/CarND-MPC-Project

Primary LanguageFortranMIT LicenseMIT

Project Writeup CarND MPC

Author: Bugra Turan, 05.07.2018

Introduction

This is the writeup for the MPC Project of the Udacity CarND term 2. First, we will go through the implementation step-by-step. Afterwards, the parameter search will be discussed and possible ways to improve will be shown.

1) Implementation

Before we go into details of the model I want to describe the process pipeline starting from the telemetry data in the main.cpp.

All relevant data is used from the telemetry like track way point coordinates, (x,y) of the vehicle, the orientation, speed, steering angle, and the throttle. Next the correction value introduced in the lecture Lf was taken with the same value of 2.67.

First, the way point coordinates are transformed into the vehicle frame and a 3rd order polynomial function is fitted through them (only the next 6 coordinates). The cross track error is calculated here as well. Afterwards the initial state is defined and after the first actuator delay of 100ms the state vector is formed. It is composed as followed:

  • x_delay -> next x position after delay
  • y_delay -> next y position after delay
  • psi_delay -> next orientation after delay considering steering and Lf
  • v_delay -> next velocity considering current acceleration multiplied with the delay
  • cte_delay -> next cross track error calculated from the polyfit slope coefficient
  • epsi_delay -> next orientation change velocity

At this point the state vector is fed together with the polyfit coefficients to the MPC and its equations are being solved. The next steering angle value and throttle value are returned by the MPC and send to the simulation. The act delay is considered as for the fact that the next state is interpolated in this time frame.

In the following a will describe the MPC and its model implementation defined in the mpc.cpp.

First, the time step length N is being defined which I have chosen to be 25. In general the computational load increases if this value increases. The time discretization was set to 0.05s and obviously the load is increased if this values is reduced. Wrong choosing of these two values makes the MPC very unstable. These values mean that the optimizer is considering a duration of 1.25s to determine the trajectory.

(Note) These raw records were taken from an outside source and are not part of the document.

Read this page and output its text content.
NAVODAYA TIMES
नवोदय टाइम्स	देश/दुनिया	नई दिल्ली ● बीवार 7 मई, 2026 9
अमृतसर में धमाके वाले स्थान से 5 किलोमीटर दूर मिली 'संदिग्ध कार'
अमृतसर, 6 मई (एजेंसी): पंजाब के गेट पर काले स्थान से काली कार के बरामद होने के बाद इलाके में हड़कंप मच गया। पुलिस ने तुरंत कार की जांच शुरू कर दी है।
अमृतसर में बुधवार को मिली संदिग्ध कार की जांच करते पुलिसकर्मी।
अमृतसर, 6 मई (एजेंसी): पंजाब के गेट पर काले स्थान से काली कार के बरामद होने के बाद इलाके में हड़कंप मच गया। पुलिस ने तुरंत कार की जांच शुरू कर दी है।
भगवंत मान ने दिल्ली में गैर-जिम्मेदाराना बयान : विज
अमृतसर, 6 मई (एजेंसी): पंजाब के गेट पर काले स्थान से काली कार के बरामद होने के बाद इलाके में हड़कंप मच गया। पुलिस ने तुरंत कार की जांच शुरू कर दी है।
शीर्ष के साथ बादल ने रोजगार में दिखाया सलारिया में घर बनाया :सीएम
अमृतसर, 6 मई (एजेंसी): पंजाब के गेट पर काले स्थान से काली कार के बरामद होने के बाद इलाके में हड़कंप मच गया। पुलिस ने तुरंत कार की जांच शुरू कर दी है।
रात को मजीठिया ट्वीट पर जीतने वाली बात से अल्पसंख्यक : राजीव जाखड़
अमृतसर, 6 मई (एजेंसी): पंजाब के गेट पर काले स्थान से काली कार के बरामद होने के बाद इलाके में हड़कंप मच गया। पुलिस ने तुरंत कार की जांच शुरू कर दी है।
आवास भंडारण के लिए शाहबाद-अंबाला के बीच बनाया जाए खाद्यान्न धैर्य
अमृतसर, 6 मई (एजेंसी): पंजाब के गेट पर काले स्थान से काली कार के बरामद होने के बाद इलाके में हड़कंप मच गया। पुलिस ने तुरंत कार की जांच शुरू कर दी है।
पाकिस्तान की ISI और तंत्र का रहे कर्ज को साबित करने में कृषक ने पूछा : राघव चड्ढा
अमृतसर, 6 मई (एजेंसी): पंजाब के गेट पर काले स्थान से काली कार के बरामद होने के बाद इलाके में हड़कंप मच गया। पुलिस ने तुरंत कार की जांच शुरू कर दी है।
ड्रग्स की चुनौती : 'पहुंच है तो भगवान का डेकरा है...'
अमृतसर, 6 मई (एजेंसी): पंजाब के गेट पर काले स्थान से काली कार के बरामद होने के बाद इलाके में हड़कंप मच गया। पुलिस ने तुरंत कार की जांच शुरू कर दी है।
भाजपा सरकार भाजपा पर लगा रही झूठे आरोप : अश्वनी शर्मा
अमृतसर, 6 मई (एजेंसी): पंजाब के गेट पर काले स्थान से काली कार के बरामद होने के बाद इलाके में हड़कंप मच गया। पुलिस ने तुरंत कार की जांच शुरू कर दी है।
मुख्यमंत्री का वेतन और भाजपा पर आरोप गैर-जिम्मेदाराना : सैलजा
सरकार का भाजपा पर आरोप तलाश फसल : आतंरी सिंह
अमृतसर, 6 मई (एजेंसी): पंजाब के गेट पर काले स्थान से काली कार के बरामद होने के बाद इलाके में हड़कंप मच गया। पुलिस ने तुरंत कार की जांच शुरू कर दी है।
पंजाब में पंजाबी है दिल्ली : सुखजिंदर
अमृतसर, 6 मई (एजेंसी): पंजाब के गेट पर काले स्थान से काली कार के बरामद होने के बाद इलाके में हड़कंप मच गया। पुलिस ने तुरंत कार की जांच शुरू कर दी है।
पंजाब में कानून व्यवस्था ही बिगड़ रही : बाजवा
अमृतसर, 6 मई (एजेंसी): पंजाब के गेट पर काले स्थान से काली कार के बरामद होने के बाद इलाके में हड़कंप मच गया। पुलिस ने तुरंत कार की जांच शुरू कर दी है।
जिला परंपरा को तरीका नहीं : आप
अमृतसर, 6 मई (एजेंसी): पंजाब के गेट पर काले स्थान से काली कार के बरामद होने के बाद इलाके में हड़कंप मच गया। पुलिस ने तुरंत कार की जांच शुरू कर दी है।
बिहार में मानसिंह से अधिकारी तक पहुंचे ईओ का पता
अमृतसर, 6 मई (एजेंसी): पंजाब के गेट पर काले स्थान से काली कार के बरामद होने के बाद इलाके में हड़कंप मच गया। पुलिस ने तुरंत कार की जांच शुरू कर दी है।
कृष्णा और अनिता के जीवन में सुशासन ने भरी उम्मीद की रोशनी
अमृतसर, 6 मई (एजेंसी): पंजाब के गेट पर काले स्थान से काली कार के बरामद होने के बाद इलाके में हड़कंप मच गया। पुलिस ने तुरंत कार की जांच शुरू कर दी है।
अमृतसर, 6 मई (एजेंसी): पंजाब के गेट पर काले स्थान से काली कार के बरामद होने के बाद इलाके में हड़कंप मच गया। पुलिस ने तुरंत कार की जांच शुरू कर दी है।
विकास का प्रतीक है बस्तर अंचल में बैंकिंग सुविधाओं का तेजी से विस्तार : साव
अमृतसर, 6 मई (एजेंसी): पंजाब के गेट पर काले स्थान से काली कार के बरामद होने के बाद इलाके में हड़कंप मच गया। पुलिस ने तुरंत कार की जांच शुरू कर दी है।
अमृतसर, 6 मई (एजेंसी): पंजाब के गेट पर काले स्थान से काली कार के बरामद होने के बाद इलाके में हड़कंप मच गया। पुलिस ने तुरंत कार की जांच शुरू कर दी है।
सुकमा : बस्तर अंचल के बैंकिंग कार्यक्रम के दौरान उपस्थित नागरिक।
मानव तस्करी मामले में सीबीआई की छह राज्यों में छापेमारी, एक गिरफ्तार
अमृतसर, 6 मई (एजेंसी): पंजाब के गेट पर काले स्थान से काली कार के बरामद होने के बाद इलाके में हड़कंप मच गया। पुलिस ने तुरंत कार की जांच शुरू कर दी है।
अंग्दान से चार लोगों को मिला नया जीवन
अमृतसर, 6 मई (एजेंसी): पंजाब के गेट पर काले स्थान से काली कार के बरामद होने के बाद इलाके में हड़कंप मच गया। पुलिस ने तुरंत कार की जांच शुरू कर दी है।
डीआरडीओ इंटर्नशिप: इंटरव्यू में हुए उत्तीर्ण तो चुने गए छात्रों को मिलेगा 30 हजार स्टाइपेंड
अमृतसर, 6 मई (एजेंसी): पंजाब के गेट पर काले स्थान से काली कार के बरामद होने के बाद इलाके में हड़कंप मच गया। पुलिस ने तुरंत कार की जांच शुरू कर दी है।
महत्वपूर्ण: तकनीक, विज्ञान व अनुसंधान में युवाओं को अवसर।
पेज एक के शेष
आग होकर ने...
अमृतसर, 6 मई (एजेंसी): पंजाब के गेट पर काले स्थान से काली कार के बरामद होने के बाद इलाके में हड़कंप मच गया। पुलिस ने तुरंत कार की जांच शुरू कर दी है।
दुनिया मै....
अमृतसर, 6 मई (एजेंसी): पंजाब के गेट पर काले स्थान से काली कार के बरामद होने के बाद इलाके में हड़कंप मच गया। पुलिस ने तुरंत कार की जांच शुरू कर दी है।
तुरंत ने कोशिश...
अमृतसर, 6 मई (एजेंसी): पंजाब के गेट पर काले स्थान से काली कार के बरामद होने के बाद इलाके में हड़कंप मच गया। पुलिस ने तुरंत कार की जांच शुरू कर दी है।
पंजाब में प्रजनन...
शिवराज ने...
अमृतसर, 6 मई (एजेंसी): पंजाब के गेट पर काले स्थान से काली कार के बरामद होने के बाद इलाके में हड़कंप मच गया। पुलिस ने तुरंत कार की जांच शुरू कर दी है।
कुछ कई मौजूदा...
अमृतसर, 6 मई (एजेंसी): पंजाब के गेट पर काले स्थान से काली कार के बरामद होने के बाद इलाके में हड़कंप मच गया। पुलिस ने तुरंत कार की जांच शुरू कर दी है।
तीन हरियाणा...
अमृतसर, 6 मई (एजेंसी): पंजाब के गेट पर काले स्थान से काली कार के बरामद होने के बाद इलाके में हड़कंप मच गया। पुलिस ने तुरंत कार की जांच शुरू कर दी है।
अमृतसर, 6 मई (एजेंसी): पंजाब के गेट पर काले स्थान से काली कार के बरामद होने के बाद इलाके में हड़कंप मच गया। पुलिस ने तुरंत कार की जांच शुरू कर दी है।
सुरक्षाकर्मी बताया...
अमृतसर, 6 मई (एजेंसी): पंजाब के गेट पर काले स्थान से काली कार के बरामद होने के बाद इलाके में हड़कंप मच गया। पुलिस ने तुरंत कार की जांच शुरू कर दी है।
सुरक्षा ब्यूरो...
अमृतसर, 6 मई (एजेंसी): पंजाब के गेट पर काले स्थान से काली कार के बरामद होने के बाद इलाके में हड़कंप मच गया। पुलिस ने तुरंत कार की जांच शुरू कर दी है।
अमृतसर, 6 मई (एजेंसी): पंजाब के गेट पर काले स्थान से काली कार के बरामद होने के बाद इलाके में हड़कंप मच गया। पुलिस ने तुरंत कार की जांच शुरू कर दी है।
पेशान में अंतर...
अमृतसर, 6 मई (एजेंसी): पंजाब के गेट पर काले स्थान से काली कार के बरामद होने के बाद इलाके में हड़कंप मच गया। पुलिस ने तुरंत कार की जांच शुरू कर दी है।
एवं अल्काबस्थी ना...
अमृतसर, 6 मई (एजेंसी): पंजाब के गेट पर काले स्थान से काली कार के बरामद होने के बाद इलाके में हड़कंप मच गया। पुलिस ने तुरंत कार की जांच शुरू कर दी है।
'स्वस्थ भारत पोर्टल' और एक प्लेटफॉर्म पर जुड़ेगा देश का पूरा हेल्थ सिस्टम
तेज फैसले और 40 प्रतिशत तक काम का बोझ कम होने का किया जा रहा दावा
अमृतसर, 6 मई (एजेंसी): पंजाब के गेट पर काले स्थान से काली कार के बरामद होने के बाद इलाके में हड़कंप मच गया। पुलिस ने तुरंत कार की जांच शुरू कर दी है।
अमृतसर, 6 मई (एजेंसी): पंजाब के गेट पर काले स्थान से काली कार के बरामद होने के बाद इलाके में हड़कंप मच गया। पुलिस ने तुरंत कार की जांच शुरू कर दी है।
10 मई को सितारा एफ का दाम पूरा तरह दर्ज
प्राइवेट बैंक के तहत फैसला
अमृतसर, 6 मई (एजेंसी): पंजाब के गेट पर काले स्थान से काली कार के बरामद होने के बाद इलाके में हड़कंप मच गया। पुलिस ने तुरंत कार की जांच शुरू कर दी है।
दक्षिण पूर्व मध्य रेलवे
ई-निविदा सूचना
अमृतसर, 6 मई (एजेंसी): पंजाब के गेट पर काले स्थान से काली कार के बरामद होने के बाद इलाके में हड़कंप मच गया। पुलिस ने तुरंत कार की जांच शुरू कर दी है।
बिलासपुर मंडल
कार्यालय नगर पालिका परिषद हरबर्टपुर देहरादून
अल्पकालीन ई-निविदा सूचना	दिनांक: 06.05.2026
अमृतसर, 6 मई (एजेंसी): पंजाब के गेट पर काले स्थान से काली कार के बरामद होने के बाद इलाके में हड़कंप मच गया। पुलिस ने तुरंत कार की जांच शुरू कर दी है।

Next, the reference CTE, orientation and speed are defined. I have chosen 0, 0, and 45. Furthermore, the start indexes of the state vector parameters are set in accordance with N.

In the class FG_eval the required additions were made to compute the objective and constraints (and costs). In more detail, the problem is defined by adding first the costs from the reference state to fg[0]. Then the costs coming from the actual next actions delta_start and a_start (or orientation and throttle). Lastly, the costs that originates from two sequential actions is added as well. Please note that the factors 100 and 1000 are used to increase the impact of these objectives.

The lower part of the FG_eval class definition finalizes the remaining fields of the vector fg by setting up the constraints, then looping through all time steps in the horizon N, calculating the polynomial from the fit, and update the state by these values within the discretization dt.

Now that we have our problem definition not much is left to do in the MPC class definition. Basically we first set all constraints on the states like we did in the lecture. Secondly, the FG_eval object is created and the problem is solved in accordance with the state constraints. The solution is pushed into the result vector and returned.

2) Results

The highest impact on the stability of the MPC do the values N and dt have. Furthermore, the scaling factors in the FG_Eval class for defining the costs do have an strong impact as well. I have just chosen something that give me a proper influence on the performance. Maybe a parameter optimization like we did in the PID project can be helpful here as well.

3) Summary

In summary I found this project quite difficult since there was a lot to implement. Especially the impact of the aforementioned scaling factors helped me a lot. However, at the same time it was very interesting but also showed with term 1 in the mind how easy deep neural network approaches can lead to similar results (at least in this isolated scenario).